どういう地形でどういう性質があるのか、どんな特徴のある土地なのか、などということは普段は気にも留めないようなことだと思います。

でも、今回のような災害から学べることを今後に活かすことが大事ではないかと思います。今一度改めて、自分の住んでいるところの特徴と危険性を知って、それに備える意識が重要です。
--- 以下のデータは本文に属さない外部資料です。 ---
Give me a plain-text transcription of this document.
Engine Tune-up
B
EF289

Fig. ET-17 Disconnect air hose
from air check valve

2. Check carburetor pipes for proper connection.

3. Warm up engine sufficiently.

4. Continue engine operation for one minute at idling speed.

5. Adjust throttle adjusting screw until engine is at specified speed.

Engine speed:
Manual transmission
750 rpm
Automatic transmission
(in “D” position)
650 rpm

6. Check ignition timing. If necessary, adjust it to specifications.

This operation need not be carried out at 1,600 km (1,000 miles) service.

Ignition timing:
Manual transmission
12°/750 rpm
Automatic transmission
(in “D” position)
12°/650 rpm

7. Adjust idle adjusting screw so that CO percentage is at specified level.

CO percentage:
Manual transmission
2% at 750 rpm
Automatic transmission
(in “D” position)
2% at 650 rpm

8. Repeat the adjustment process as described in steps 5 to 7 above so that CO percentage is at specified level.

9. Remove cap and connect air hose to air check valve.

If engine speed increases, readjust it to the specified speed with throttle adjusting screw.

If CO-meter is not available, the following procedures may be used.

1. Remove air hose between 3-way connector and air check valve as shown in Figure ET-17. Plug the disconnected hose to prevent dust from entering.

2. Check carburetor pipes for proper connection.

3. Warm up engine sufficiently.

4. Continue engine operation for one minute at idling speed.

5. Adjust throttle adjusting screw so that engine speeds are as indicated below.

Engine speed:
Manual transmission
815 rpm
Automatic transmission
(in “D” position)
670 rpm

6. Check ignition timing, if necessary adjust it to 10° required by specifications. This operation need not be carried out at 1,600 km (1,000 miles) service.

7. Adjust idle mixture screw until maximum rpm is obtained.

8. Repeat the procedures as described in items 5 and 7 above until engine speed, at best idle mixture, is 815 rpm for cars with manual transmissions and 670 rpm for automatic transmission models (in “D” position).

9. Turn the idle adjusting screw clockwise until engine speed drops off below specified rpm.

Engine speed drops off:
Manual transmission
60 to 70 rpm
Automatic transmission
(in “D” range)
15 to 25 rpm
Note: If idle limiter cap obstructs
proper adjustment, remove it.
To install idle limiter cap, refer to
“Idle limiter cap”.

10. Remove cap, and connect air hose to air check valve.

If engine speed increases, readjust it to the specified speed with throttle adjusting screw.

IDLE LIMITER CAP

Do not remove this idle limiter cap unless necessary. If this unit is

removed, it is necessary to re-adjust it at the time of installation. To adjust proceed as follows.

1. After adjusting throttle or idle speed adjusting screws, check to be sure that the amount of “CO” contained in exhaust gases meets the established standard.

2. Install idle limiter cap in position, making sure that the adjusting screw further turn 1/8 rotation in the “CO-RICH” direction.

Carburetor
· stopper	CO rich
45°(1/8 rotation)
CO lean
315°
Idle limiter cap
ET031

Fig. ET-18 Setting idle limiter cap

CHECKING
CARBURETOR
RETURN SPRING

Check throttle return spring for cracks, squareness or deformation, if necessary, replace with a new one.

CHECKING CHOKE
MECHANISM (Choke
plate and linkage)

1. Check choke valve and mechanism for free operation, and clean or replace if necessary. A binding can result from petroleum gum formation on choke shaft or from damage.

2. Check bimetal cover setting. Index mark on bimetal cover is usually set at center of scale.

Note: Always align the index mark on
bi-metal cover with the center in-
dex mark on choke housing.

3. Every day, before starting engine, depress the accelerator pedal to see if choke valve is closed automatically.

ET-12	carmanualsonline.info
その上で、どんな状況になったら避難した方がいいのか、どこへどうやって避難するのか、連絡手段はどうするのかなどを家族で話し合っておくことが大切です。

住む場所を選ぶ

海の近くにある家と草原

これから住む場所を選べるという人は、場所選びの際に、考えられる危険性ができるだけ少ないところを選ぶのも大事なポイントです。

通常は、何も起こっていないと「そんなことまで気にしなくても大丈夫だろう」と考えてしまいがちで、それよりも立地や景色、気に入ったかどうかを重視してしまいます。

でも、土砂崩れが起こりそうな場所でないか、川の近くや周りよりも低い土地、洪水が起きたときにどこまで水に浸かってしまうのかなど、ハザードマップを参考にしながら場所を考えた方がいいです。

とはいえ、ハザードマップ重視で住む場所を決められる人ばかりではないかもしれません。仕事の都合や生活のしやすさなどいろいろな条件があると思います。

でも、何も考えずに決めた場所と、ある程度の危険のリスクを分かった上で決めるのとでは違うと思います。

何かあってから、「こんなはずでは…」ということにならないように、これから住む場所を選べる人は場所選びに災害の視点を盛り込んだり、引っ越せる人は危険の少ない場所に引っ越すのも一つの手です。

その場所に住み続ける場合でも、どんな危険があるのかを調べたり考えたりしておきましょう。

自分の住んでいる地域に起こりうる危険を考え、できる予防をし、大雨や地震が起きたら、どの段階でどう行動するのか、いつ避難するのかをぜひ考えておきましょう!